Higher Yields, Less Problems

In recent weeks, in the wake of the Fed’s hawkish pause, market interest rates have soared, as evidenced by the sharp increase in the 10-year rate to 16-year highs. This was aided by an unexpected resolution on government funding in the US Congress (though former Speaker Kevin McCarthy had to give up his job to pass it, highlighting great instabilities in the US political system) and a better than expected ISM (49.0 vs. 47.7 estimate). 

Typically, positive surprises in the economy have boosted bets for Fed hawkishness, pushing up interest rate projections. Meanwhile, there are risks that could push up rates even further. The ousting of Mr. McCarthy as speaker highlights the growing instability of the Republican majority in the House due to a small fraction of rebellious representatives having influence over its narrow majority. As the government once again faces a shutdown in five weeks, who the GOP elects as its next speaker will have big implications for whether the Congress will be able to pass a bill averting a shutdown.

Friday’s job report shows continuing strength in the job market, though wage growth was lower than expected. This put further upward pressure on interest rates, sending markets tumbling again this morning. As of now, the 10-year yield rate has risen 0.2% in the span of a single week, continuing a months-long sharp increase in yields since March.

But markets quickly recovered as yield rates retreated slightly, a sharp reversal from the past year or so where markets tended to do poorly following strong jobs reports. Though yields remain at 16-year highs and today’s jobs report remains hawkish, it seems like a “return to normal” in the sense that good jobs reports are good news for the markets once again.

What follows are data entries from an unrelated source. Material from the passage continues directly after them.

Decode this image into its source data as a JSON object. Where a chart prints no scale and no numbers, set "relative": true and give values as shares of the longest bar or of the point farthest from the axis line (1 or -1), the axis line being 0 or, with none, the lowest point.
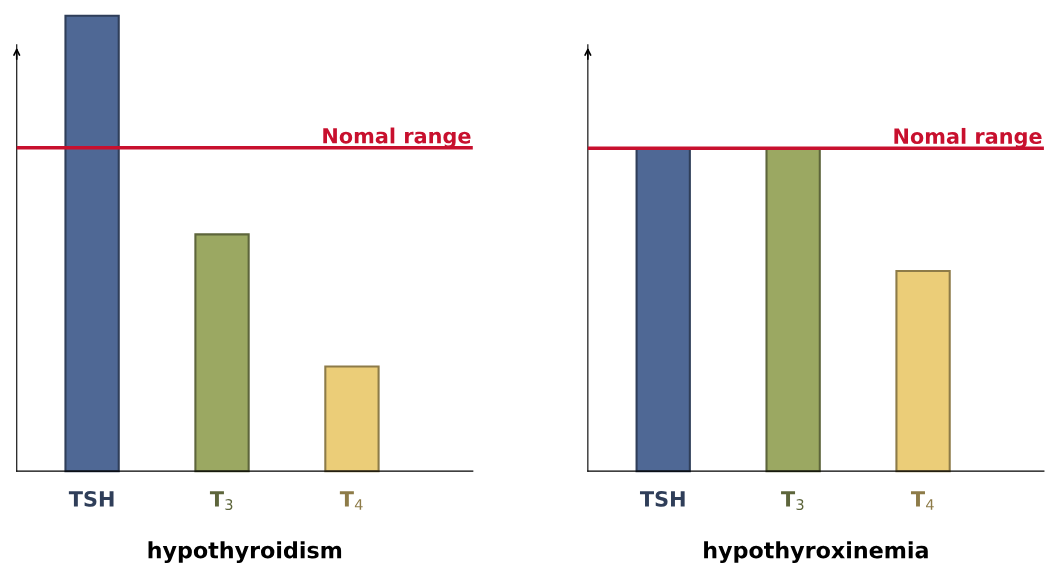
{
  "chart_data": [
    {
      "type": "bar",
      "relative": true,
      "xlabel": "hypothyroidism",
      "categories": [
        "TSH",
        "T$_{3}$",
        "T$_{4}$"
      ],
      "values": [
        1,
        0.52,
        0.23
      ],
      "colors": [
        "#4f6895",
        "#9ba862",
        "#ebcd78"
      ],
      "ref_lines": [
        {
          "axis": "y",
          "value": 0.71,
          "label": "Nomal range",
          "color": "#c8102e"
        }
      ]
    },
    {
      "type": "bar",
      "relative": true,
      "xlabel": "hypothyroxinemia",
      "categories": [
        "TSH",
        "T$_{3}$",
        "T$_{4}$"
      ],
      "values": [
        1,
        1,
        0.62
      ],
      "colors": [
        "#4f6895",
        "#9ba862",
        "#ebcd78"
      ],
      "ref_lines": [
        {
          "axis": "y",
          "value": 1,
          "label": "Nomal range",
          "color": "#c8102e"
        }
      ]
    }
  ]
}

This is backed up by a belief that the Fed is unlikely to significantly raise interest rates again, even with a strong jobs report. This belief is reinforced by a belief on part of the Fed that rising bond yields will aid them in their efforts to stem inflation. As San Francisco Fed president Mary Daly put it, “(With long-term rates up), the need for us to take further action is diminished because financial markets are already moving in that direction and they’ve done the work. We don’t need to do it more.”

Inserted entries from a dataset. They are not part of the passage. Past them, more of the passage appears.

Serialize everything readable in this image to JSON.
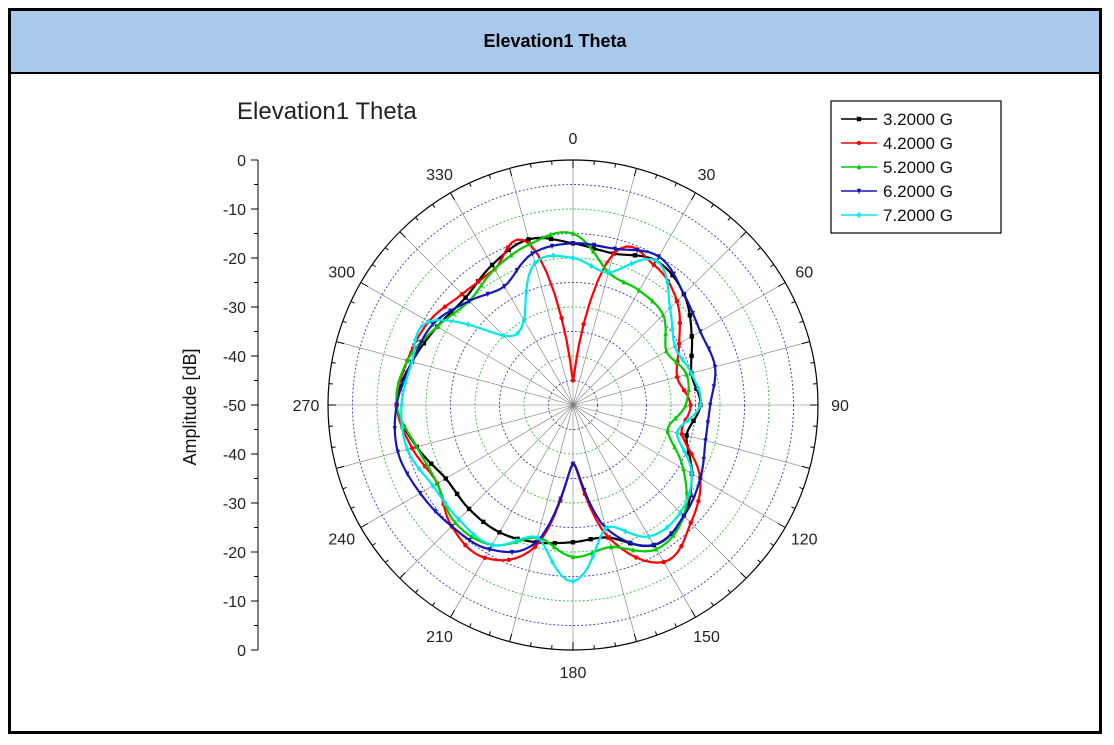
{
  "window": {
    "header_title": "Elevation1  Theta"
  },
  "chart_data": {
    "type": "polar-line",
    "title": "Elevation1 Theta",
    "ylabel": "Amplitude [dB]",
    "angle_unit": "degrees",
    "angle_ticks": [
      0,
      30,
      60,
      90,
      120,
      150,
      180,
      210,
      240,
      270,
      300,
      330
    ],
    "radial_range": [
      -50,
      0
    ],
    "radial_ticks_top": [
      0,
      -10,
      -20,
      -30,
      -40,
      -50
    ],
    "radial_ticks_bottom": [
      -50,
      -40,
      -30,
      -20,
      -10,
      0
    ],
    "grid": true,
    "legend_position": "top-right",
    "angles": [
      0,
      15,
      30,
      45,
      60,
      75,
      90,
      105,
      120,
      135,
      150,
      165,
      180,
      195,
      210,
      225,
      240,
      255,
      270,
      285,
      300,
      315,
      330,
      345
    ],
    "series": [
      {
        "name": "3.2000 G",
        "color": "#000000",
        "marker": "square",
        "values": [
          -17,
          -18,
          -16,
          -18,
          -22,
          -25,
          -24,
          -26,
          -22,
          -18,
          -17,
          -22,
          -22,
          -21,
          -20,
          -20,
          -20,
          -17,
          -14,
          -16,
          -18,
          -19,
          -17,
          -15
        ]
      },
      {
        "name": "4.2000 G",
        "color": "#ff0000",
        "marker": "circle",
        "values": [
          -45,
          -18,
          -17,
          -20,
          -25,
          -28,
          -26,
          -27,
          -20,
          -16,
          -13,
          -22,
          -38,
          -20,
          -14,
          -15,
          -18,
          -16,
          -14,
          -15,
          -16,
          -18,
          -18,
          -16
        ]
      },
      {
        "name": "5.2000 G",
        "color": "#00cc00",
        "marker": "triangle-up",
        "values": [
          -15,
          -22,
          -23,
          -24,
          -28,
          -26,
          -27,
          -30,
          -24,
          -18,
          -16,
          -20,
          -19,
          -22,
          -17,
          -16,
          -18,
          -17,
          -14,
          -15,
          -18,
          -20,
          -18,
          -16
        ]
      },
      {
        "name": "6.2000 G",
        "color": "#1515b8",
        "marker": "triangle-down",
        "values": [
          -17,
          -17,
          -15,
          -18,
          -20,
          -20,
          -22,
          -22,
          -20,
          -18,
          -17,
          -24,
          -38,
          -21,
          -16,
          -15,
          -14,
          -13,
          -14,
          -16,
          -17,
          -20,
          -22,
          -18
        ]
      },
      {
        "name": "7.2000 G",
        "color": "#00e8e8",
        "marker": "diamond",
        "values": [
          -20,
          -22,
          -16,
          -22,
          -26,
          -25,
          -24,
          -28,
          -22,
          -19,
          -19,
          -24,
          -14,
          -22,
          -17,
          -17,
          -17,
          -15,
          -15,
          -16,
          -16,
          -30,
          -30,
          -20
        ]
      }
    ]
  }
}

Since all fixed income securities trade at a spread compared to treasury yields, an increase in treasury yields will in turn put upward pressure on other bonds’ yields. This will accomplish the Fed’s goal of making it harder for businesses to borrow and lowering economic activity and inflation. 

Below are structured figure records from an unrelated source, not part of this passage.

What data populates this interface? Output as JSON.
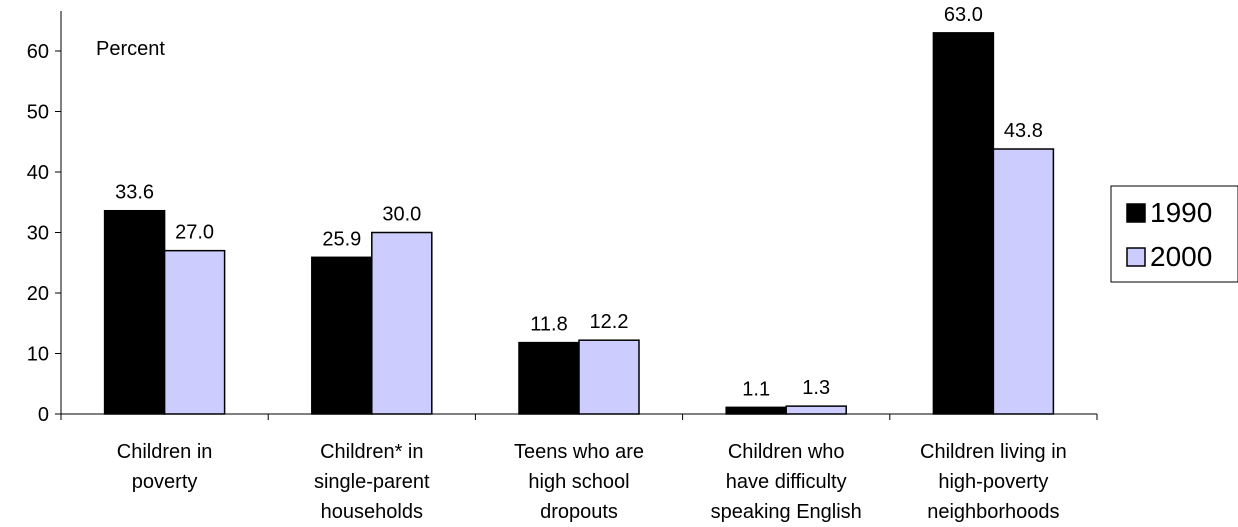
{
  "chart_data": {
    "type": "bar",
    "title": "",
    "ylabel": "Percent",
    "xlabel": "",
    "ylim": [
      0,
      63.5
    ],
    "yticks": [
      0,
      10,
      20,
      30,
      40,
      50,
      60
    ],
    "categories": [
      [
        "Children in",
        "poverty"
      ],
      [
        "Children* in",
        "single-parent",
        "households"
      ],
      [
        "Teens who are",
        "high school",
        "dropouts"
      ],
      [
        "Children who",
        "have difficulty",
        "speaking English"
      ],
      [
        "Children living in",
        "high-poverty",
        "neighborhoods"
      ]
    ],
    "series": [
      {
        "name": "1990",
        "values": [
          33.6,
          25.9,
          11.8,
          1.1,
          63.0
        ],
        "labels": [
          "33.6",
          "25.9",
          "11.8",
          "1.1",
          "63.0"
        ],
        "color": "#000000"
      },
      {
        "name": "2000",
        "values": [
          27.0,
          30.0,
          12.2,
          1.3,
          43.8
        ],
        "labels": [
          "27.0",
          "30.0",
          "12.2",
          "1.3",
          "43.8"
        ],
        "color": "#ccccff"
      }
    ],
    "legend": "right",
    "grid": false
  }
}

Wage growth was also interpreted as a dovish point-month over month, it grew slower than expected, at 0.2%, and over the past 3 months, they grew by 3.4%, lower than the annual inflation rate of 3.7% in the previous inflation report. 

In other news, Tesla scored a major win on Friday as Hyundai, Kia and Genesis, three major South Korean automakers, have adopted the North American Charging Standard, which is based on Tesla’s charging interface. This will mean more revenue for Tesla charging stations as more electric vehicles hit the road in the years to come. Though Tesla’s shares were significantly hurt by its price cuts, it managed to narrowly turn positive by the end of the day Friday.